Premièrement, je sais ce qu’en pensent les syndicats. Le Syndicat des cols bleus de Montréal a rejeté, il y a belle lurette, une telle proposition après l’avoir étudiée de près.

Deuxièmement, peu importe que l’idée origine du maire ou du syndicat qui l’aurait émise lorsque le maire lui a mis le couteau de la sous-traitance sur la gorge, ma critique portait bien au-delà du fait que le maire soit un républicain pro-Bush.

Le maire Stephen Goldsmith (c’est son nom), est à la tête d’un vaste mouvement aux États-Unis de privatisation des services publics et de destruction des syndicats camouflée sous le couvert de « l’entreprenariat social », que le maire a développé dans un ouvrage intitulé The Power of Social Innovation.

Au passage, Lisée écrit que je suis « foncièrement opposé à l’économie sociale et solidaire. » S’il avait fait plus que de parcourir mon livre, il aurait pu y lire : « Il ne s’agit pas de faire ici le procès ou de proscrire l’ensemble du secteur de l’économie sociale. Le concept est un fourre-tout, où l’on trouve le meilleur et le pire. » (p. 51)

Sur la question de l’éducation, encore l’accusation de « rejet par association ». Jean-François Lisée laisse entendre que je n’aurais pas compris un de ses subtils jeux de mots et que j’associerais par erreur sa position à l’approche américaine. Il n’en est rien. J’ai écrit que sa proposition de paie différenciée pour les directions d’écoles et les profs dans les écoles des quartiers défavorisés ouvre la porte à la paie au mérite, en vogue aux États-Unis. Une idée que vient d’ailleurs de reprendre à son compte son mentor François Legault dans son récent Manifeste.

Parce que je l’accuse de trouver son inspiration auprès de « penseurs » de droite comme Jean-Paul Gagné et Marcel Boyer, il m’accuse de pratiquer « un genre de MacCarthysme de gauche » et d’inviter « à la fermeture d’esprit ».

Hier, il m’accusait d’avoir lancé une fatwa, maintenant, c’est le « MacCarthysme de Gauche ». Ayoye ! Que nous réserve demain?

Le plus drôle dans son blogue, c’est qu’après m’avoir accusé de « rejet par association », il se défend « par association » de ma critique de ses folles élucubrations de réforme de l’économie mondiale – rien de moins! – dans son livre Imaginer l’après-crise.

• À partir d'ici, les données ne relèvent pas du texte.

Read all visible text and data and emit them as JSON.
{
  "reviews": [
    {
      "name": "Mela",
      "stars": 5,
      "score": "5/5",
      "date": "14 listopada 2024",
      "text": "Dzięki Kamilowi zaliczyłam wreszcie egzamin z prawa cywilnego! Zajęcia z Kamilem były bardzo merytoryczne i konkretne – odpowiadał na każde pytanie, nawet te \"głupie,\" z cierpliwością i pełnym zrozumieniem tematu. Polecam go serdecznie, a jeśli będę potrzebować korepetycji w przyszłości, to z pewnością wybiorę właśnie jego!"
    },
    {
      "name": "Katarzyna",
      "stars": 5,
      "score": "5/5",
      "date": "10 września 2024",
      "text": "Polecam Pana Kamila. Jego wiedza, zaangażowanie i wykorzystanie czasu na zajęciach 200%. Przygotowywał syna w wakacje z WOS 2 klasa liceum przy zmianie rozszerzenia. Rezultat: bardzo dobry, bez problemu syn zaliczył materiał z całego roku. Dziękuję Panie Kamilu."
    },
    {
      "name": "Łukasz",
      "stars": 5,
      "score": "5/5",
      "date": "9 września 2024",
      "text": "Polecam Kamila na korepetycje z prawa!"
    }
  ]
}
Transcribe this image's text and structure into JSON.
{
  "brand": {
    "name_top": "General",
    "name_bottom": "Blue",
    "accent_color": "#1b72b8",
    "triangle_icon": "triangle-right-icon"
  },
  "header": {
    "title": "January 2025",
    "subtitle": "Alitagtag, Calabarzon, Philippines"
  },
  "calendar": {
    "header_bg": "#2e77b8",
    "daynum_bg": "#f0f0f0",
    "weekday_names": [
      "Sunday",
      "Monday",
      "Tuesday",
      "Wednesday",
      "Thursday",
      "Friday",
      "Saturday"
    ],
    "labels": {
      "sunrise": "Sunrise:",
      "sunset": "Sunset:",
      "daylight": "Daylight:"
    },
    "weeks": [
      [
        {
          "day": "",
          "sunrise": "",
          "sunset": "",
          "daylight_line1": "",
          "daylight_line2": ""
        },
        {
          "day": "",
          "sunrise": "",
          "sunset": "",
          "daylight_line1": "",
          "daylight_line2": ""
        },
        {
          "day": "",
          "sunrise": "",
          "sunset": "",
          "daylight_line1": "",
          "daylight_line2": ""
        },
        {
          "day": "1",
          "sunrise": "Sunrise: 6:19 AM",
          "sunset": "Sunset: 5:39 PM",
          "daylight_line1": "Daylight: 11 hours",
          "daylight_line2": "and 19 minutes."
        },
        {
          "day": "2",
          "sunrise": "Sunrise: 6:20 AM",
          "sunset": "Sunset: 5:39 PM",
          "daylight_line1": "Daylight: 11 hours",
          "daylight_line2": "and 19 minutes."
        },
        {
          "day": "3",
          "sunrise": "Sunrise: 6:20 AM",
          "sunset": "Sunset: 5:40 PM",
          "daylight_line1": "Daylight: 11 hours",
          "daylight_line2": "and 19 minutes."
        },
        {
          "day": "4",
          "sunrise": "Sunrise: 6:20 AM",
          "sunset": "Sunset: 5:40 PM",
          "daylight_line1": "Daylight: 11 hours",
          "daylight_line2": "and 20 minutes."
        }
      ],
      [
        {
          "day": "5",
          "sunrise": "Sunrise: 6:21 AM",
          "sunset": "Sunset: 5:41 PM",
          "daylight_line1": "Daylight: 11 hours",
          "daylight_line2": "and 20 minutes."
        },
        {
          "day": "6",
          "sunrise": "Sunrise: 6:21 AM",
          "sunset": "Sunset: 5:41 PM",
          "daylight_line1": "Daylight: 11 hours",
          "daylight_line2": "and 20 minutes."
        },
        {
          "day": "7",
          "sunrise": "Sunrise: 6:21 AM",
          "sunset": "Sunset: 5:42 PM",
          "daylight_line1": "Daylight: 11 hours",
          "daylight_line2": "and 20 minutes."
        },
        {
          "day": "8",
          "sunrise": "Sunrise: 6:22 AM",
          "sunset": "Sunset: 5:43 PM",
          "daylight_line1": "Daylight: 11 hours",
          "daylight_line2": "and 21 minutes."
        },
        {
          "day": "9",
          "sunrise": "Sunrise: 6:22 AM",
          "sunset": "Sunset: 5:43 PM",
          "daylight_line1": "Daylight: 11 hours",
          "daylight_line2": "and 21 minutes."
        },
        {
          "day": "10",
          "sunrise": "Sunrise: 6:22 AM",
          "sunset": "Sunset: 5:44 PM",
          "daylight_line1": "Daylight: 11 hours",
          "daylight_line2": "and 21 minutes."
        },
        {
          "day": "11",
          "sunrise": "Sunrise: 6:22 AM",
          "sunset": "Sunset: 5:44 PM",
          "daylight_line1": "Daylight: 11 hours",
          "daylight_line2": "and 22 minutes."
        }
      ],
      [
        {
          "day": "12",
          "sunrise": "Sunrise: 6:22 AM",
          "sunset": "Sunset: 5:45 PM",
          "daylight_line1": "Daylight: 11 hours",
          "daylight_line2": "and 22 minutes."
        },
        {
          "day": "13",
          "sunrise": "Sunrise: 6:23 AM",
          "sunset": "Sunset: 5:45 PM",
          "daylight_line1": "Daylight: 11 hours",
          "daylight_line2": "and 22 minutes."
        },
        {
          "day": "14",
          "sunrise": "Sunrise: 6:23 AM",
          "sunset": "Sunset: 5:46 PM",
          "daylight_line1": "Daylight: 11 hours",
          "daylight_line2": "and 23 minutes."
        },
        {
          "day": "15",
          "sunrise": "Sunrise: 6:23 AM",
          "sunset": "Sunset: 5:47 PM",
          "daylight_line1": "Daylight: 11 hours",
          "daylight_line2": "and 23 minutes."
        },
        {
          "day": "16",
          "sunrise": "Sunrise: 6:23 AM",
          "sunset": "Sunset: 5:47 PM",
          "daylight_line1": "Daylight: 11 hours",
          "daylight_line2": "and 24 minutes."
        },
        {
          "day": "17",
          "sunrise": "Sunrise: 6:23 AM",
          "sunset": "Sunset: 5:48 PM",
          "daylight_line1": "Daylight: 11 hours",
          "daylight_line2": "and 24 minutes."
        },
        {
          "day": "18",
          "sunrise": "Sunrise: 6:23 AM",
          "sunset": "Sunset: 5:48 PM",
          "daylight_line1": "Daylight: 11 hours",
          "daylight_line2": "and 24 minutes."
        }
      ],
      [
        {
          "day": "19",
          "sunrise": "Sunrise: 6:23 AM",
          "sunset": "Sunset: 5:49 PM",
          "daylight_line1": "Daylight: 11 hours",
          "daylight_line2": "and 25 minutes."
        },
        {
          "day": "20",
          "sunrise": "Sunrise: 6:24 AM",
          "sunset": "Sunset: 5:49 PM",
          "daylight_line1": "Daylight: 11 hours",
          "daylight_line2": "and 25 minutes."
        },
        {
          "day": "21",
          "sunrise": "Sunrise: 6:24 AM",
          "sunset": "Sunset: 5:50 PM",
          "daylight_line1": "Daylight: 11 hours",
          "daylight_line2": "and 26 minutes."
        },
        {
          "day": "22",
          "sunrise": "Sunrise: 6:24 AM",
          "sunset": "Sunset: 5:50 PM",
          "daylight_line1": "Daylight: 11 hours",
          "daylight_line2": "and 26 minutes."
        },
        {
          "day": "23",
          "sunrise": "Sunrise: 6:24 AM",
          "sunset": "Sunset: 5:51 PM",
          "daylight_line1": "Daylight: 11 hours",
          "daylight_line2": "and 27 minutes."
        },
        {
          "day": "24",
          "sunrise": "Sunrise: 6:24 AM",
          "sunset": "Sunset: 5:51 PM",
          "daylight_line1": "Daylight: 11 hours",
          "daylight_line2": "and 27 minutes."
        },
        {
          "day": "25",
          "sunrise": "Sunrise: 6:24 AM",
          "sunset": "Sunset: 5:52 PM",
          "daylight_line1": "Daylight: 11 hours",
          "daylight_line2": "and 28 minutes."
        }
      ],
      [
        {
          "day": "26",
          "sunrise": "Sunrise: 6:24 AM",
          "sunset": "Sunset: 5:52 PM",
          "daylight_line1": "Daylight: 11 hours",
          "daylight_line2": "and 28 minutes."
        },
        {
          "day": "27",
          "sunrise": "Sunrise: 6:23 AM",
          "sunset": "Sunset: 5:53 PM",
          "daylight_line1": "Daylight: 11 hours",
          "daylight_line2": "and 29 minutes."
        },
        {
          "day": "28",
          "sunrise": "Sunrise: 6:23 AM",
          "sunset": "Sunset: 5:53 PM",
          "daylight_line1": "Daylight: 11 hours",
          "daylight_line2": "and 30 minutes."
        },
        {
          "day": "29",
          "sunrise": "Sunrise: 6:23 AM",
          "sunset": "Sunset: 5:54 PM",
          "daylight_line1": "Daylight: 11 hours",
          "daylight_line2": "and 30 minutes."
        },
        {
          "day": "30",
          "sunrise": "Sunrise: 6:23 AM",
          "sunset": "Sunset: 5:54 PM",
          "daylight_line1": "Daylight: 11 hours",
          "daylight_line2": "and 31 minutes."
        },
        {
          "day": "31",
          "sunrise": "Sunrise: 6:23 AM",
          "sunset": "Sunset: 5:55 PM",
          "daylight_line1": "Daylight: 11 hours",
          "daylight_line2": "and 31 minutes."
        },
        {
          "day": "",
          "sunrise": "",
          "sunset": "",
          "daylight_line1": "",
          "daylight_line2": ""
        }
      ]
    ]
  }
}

Il écrit : « dans ce texte, je tente de mettre en ordre un certain nombre de propositions existantes et je cite le comité d’experts réunis par l’ONU et dirigé par le prix Nobel Joseph Stiglitz (…) C’est Stiglitz qui parle, et j’ai la faiblesse de le trouver brillant ».

Donc, Lisée ne ferait que « mettre en ordre un certain nombre d’idées ». Mais la question est la suivante : est-ce qu’il partage ces idées qu’il met en ordre, ou bien ne fait-il que les trouver « brillantes » comme son auteur?

Mets tes culottes, Jean-François, on veut une défense de ces idées sur le fond, et non par « association »!

Jean-François Lisée relève le fait que j’ai souligné son « anticommunisme virulent », s’en fait une gloire et ajoute : « Je suis également opposé au fascisme, à la peste et aux feux de forêts ». Nous ajouterions, mais pas à l’impérialisme, comme en témoignent ses récents articles sur la Libye.

Lisée qualifie mes critiques d’âneries. J’invite le lecteur à lire Pour une gauche à gauche et à choisir lui-même celui qui doit être coiffé du bonnet d’âne.